The search for the next New York Mets manager seems to be dragging along as each day without them playing goes by. As less and less news continues to come out about the next skipper, how does this search compares to the ones from the past?
To reiterate what we’ve reported lately re: Mets, despite the level of intrigue it seems Bogar/Perez getting most buzz internally, with Beltrán and Shelton still possible to some extent. Some conversations with interviewees have also veered into coaching staff possibilities
— Andy Martino (@martinonyc) October 29, 2019
When the Mets hired Mickey Callaway the search only lasted three weeks after the season ended. As Callaway proved throughout his time in Queens, the quick move did not pan out. The rest of the final candidates for the job were Kevin Long, Manny Acta and Joe McEwing. Neither have earned manager jobs elsewhere, so we never quite got to see what the Mets missed out on. It is hard to think they would have done worse than Callaway.
Good ol’ TC
The search for the new manager after the 2010 season was more extensive than the one we currently have now. It was an intense seven week hunt, where Wally Backman was actually the top candidate with Bob Melvin and Chip Hale in the background.
Boy, how nice would it be to have Backman manage the Mets…but that is a topic for another day.
The Mets surprised most when they went with Collins. It seemed like a short term move to prepare Backman for the job in a couple of years. Fans and the organization ended up loving Collins and he lasted seven seasons with the Mets, guiding them to the World Series.

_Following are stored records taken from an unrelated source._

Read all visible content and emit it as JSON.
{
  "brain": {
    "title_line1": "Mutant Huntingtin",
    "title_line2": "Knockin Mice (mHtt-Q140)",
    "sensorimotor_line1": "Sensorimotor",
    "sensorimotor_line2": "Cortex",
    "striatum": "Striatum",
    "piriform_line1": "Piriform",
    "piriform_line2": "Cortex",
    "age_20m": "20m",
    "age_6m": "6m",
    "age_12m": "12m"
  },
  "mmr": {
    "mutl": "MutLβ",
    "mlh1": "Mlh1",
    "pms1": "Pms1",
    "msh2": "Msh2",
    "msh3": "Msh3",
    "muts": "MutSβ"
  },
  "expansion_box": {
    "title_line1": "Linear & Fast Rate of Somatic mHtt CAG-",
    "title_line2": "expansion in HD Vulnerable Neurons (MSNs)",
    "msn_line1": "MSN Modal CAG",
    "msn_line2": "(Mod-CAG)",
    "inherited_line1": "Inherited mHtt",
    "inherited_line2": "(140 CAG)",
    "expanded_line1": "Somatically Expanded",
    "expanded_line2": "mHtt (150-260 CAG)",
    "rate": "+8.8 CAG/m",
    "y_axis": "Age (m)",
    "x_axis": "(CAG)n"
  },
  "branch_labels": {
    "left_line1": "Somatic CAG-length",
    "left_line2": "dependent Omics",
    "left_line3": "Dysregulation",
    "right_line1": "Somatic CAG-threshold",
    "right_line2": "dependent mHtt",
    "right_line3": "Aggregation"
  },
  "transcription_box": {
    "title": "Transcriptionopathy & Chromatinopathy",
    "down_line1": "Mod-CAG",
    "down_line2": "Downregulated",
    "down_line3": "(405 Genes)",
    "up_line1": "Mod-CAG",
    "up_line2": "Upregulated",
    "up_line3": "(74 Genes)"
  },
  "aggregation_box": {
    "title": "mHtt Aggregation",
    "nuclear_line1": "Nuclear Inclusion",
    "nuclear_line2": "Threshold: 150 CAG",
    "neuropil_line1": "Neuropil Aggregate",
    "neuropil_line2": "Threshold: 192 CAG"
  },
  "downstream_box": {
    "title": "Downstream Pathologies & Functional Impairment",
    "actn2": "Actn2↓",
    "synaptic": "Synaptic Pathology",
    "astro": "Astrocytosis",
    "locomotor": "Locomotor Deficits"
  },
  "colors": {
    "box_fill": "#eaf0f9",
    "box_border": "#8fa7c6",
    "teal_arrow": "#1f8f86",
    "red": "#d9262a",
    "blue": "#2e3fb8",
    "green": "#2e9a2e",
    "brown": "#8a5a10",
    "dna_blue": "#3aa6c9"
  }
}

Bachman ended up growing tired managing in Triple-A/with management and ended up parting ways with the organization.
— WFAN Sports Radio (@WFAN660) July 26, 2019
The Mets hiring of Willie Randolph took about a month, which is about the time it would be should the Mets hire a manager with the next few days. Randolph interviewed in 2002, but the Mets deemed him too inexperienced for the job. Turns out it only took two years to become experienced enough. Randolph was the second most successful manager in Mets history, but never earned another managerial gig after the Mets fired him.